FGC is by and large, a question of long held societal values that cannot be surgically removed by legislation without replacement with what amounts to superior norms. In The Gambia, those who break the law against FGC could be fined dollars 1,250 or go to prison for up to three years. Those who cause death by FGC the law makes them liable up to life in prison.

It is indeed a major coup in the fight against FGC. Yet, there is need also to address the motivation and the other compelling factor for FGC. We have only got to look at Egypt for inspiration. The campaign against FGC there started in 1920, almost a hundred years ago. Yet, the country has FGC prevalence of 91 per cent, almost equal to Somalia’s 98 per cent, Africa’s highest!

There is no doubt FGC is a serious women rights issue and one needs not be apologetic about it.
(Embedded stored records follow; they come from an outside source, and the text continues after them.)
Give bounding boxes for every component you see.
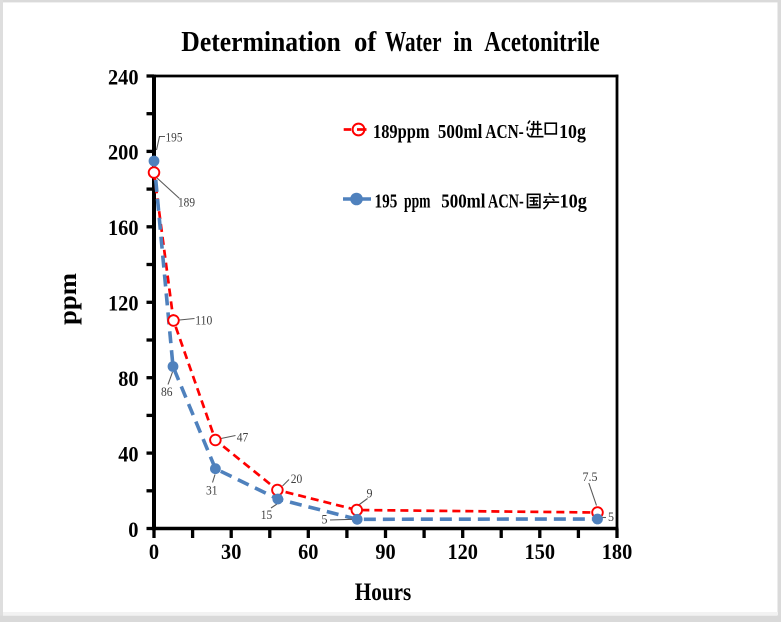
svg-text:0: 0 [128, 517, 138, 542]
svg-text:150: 150 [525, 539, 556, 564]
svg-text:ACN-: ACN- [488, 190, 524, 212]
svg-text:160: 160 [108, 215, 139, 240]
svg-text:60: 60 [298, 539, 318, 564]
svg-text:40: 40 [118, 441, 138, 466]
svg-text:47: 47 [237, 430, 249, 445]
svg-text:195: 195 [375, 190, 398, 212]
svg-text:110: 110 [195, 312, 212, 327]
svg-text:10g: 10g [559, 121, 586, 143]
svg-text:20: 20 [291, 471, 303, 486]
svg-text:5: 5 [608, 509, 614, 524]
svg-text:Hours: Hours [355, 579, 412, 606]
svg-text:120: 120 [108, 291, 139, 316]
svg-text:5: 5 [322, 512, 328, 527]
svg-text:15: 15 [261, 507, 273, 522]
svg-text:189ppm: 189ppm [373, 121, 430, 143]
svg-text:10g: 10g [560, 190, 587, 212]
svg-text:in: in [453, 26, 472, 58]
svg-text:180: 180 [602, 539, 633, 564]
svg-text:120: 120 [447, 539, 478, 564]
svg-text:80: 80 [118, 366, 138, 391]
svg-text:200: 200 [108, 140, 139, 165]
svg-text:Water: Water [385, 26, 442, 58]
svg-text:90: 90 [375, 539, 395, 564]
svg-text:86: 86 [161, 384, 173, 399]
svg-text:30: 30 [221, 539, 241, 564]
svg-text:7.5: 7.5 [583, 469, 598, 484]
svg-text:240: 240 [108, 64, 139, 89]
svg-text:ppm: ppm [55, 273, 82, 325]
svg-text:9: 9 [367, 486, 373, 501]
svg-text:0: 0 [149, 539, 159, 564]
svg-text:31: 31 [206, 483, 218, 498]
svg-text:Determination: Determination [181, 26, 340, 58]
svg-text:500ml: 500ml [441, 190, 485, 212]
svg-text:ppm: ppm [404, 190, 431, 212]
svg-text:189: 189 [178, 195, 195, 210]
svg-text:ACN-: ACN- [485, 121, 523, 143]
svg-text:Acetonitrile: Acetonitrile [484, 26, 600, 58]
svg-text:of: of [354, 26, 377, 58]
svg-text:195: 195 [166, 129, 183, 144]
svg-text:500ml: 500ml [438, 121, 483, 143]
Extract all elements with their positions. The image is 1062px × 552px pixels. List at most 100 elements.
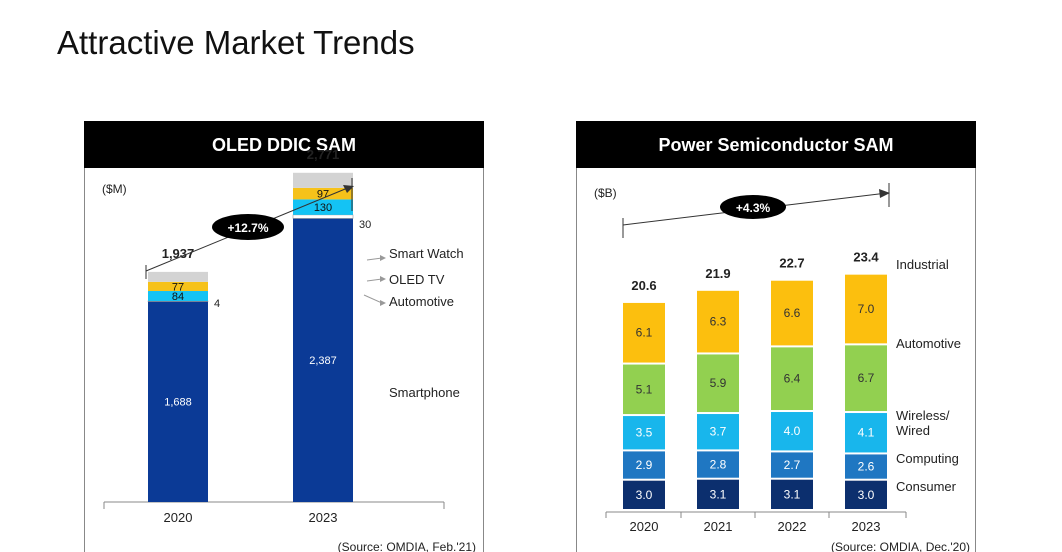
- panel-header-bg: [84, 121, 484, 168]
- bar-industrial-2023: [845, 274, 887, 344]
- bar-consumer-2022: [771, 479, 813, 509]
- data-label: 3.0: [858, 488, 875, 502]
- data-label: 2.7: [784, 458, 801, 472]
- bar-industrial-2020: [623, 302, 665, 363]
- panel-header: Power Semiconductor SAM: [658, 135, 893, 155]
- total-label: 1,937: [162, 246, 195, 261]
- x-tick-label: 2020: [164, 510, 193, 525]
- bar-computing-2020: [623, 451, 665, 479]
- data-label: 3.0: [636, 488, 653, 502]
- bar-other-2020: [148, 271, 208, 282]
- total-label: 22.7: [779, 256, 804, 271]
- bar-wireless-wired-2021: [697, 414, 739, 450]
- bar-automotive-2022: [771, 347, 813, 411]
- arrow-icon: [343, 185, 354, 193]
- bar-automotive-2023: [845, 345, 887, 412]
- data-label: 6.4: [784, 372, 801, 386]
- bar-smart-watch-2023: [293, 187, 353, 200]
- growth-label: +4.3%: [736, 201, 771, 215]
- bar-computing-2022: [771, 452, 813, 478]
- data-label: 97: [317, 189, 329, 201]
- data-label: 7.0: [858, 302, 875, 316]
- data-label: 3.1: [710, 487, 727, 501]
- data-label: 2,387: [309, 355, 337, 367]
- bar-other-2023: [293, 172, 353, 188]
- data-label: 4.1: [858, 426, 875, 440]
- legend-smart-watch: Smart Watch: [389, 246, 464, 261]
- unit-label: ($B): [594, 186, 617, 200]
- power-semi-panel: Power Semiconductor SAM ($B) 3.0 2.9 3.5 5.…: [576, 121, 976, 552]
- source-label: (Source: OMDIA, Feb.'21): [338, 540, 476, 552]
- legend-leader: [366, 257, 383, 261]
- legend-leader: [363, 294, 383, 304]
- bar-consumer-2021: [697, 479, 739, 509]
- panel-header-bg: [576, 121, 976, 168]
- legend-smartphone: Smartphone: [389, 385, 460, 400]
- bar-automotive-2023: [292, 214, 354, 219]
- data-label: 4: [214, 298, 220, 310]
- legend-oled-tv: OLED TV: [389, 272, 445, 287]
- bar-oled-tv-2020: [148, 291, 208, 301]
- legend-leader: [366, 278, 383, 282]
- x-tick-label: 2023: [852, 519, 881, 534]
- legend-automotive: Automotive: [896, 336, 961, 351]
- data-label: 2.9: [636, 458, 653, 472]
- data-label: 130: [314, 202, 332, 214]
- legend-automotive: Automotive: [389, 294, 454, 309]
- data-label: 84: [172, 291, 184, 303]
- bar-automotive-2020: [623, 364, 665, 415]
- bar-oled-tv-2023: [293, 199, 353, 215]
- data-label: 6.1: [636, 326, 653, 340]
- bar-industrial-2022: [771, 280, 813, 346]
- panel-header: OLED DDIC SAM: [212, 135, 356, 155]
- data-label: 77: [172, 281, 184, 293]
- growth-label: +12.7%: [227, 221, 268, 235]
- x-tick-label: 2023: [309, 510, 338, 525]
- legend-industrial: Industrial: [896, 257, 949, 272]
- page-title: Attractive Market Trends: [57, 24, 415, 61]
- total-label: 21.9: [705, 266, 730, 281]
- growth-badge: [720, 195, 786, 219]
- arrow-icon: [380, 276, 386, 282]
- bar-smart-watch-2020: [148, 281, 208, 292]
- bar-automotive-2021: [697, 354, 739, 413]
- bar-consumer-2023: [845, 480, 887, 509]
- growth-badge: [212, 214, 284, 240]
- data-label: 5.9: [710, 376, 727, 390]
- unit-label: ($M): [102, 182, 127, 196]
- data-label: 4.0: [784, 424, 801, 438]
- bar-smartphone-2020: [148, 301, 208, 502]
- total-label: 23.4: [853, 250, 879, 265]
- legend-computing: Computing: [896, 451, 959, 466]
- bar-computing-2021: [697, 451, 739, 478]
- total-label: 20.6: [631, 278, 656, 293]
- arrow-icon: [879, 189, 890, 198]
- total-label: 2,771: [307, 147, 340, 162]
- data-label: 6.7: [858, 371, 875, 385]
- data-label: 3.1: [784, 487, 801, 501]
- source-label: (Source: OMDIA, Dec.'20): [831, 540, 970, 552]
- bar-industrial-2021: [697, 290, 739, 353]
- bar-consumer-2020: [623, 480, 665, 509]
- bar-wireless-wired-2022: [771, 412, 813, 451]
- legend-consumer: Consumer: [896, 479, 957, 494]
- data-label: 6.6: [784, 306, 801, 320]
- data-label: 3.5: [636, 426, 653, 440]
- data-label: 6.3: [710, 315, 727, 329]
- data-label: 2.6: [858, 460, 875, 474]
- data-label: 1,688: [164, 397, 192, 409]
- arrow-icon: [380, 255, 386, 261]
- arrow-icon: [380, 300, 386, 306]
- x-tick-label: 2022: [778, 519, 807, 534]
- bar-wireless-wired-2023: [845, 413, 887, 453]
- data-label: 3.7: [710, 425, 727, 439]
- x-tick-label: 2021: [704, 519, 733, 534]
- x-tick-label: 2020: [630, 519, 659, 534]
- bar-computing-2023: [845, 454, 887, 479]
- data-label: 5.1: [636, 382, 653, 396]
- bar-wireless-wired-2020: [623, 416, 665, 450]
- panel-frame: [84, 121, 484, 552]
- data-label: 30: [359, 219, 371, 231]
- legend-wireless-wired: Wireless/Wired: [896, 408, 950, 438]
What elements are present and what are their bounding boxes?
Yet, understanding the motivation behind the practice and working from a point of dialogue and engaging the communities more, could in my opinion, lead to even greater milestones in the determination to abandon the practice.

The United Nations has designated February 6 as International Day for the Abandonment of Female Genital Cutting (FGC). In my opinion though, there is less awareness about the day compared to say, International Aids Day, which tends to have a flurry of activities to sensitize against the problem.

In societies where FGC is practiced, “Community members will not eat food cooked by a woman who is not cut, will not accept water from her and will not even sit with her. She will have difficulty getting married. An uncut woman is viewed as unclean and therefore unable to participate fully in the community.

“With these social pressures, if a family chooses not to cut their daughter, they have risked severely damaging her social status. To imply that parents are actually “mutilating” their daughters through a decision made with love and concern for her well-being is unfair to them and risks alienating and offending them and not convincing them to abandon the practice,” reads in an article in the blog of the Orchid Project, a British charity that campaigns to end FGC in Africa. The author quite agrees with them.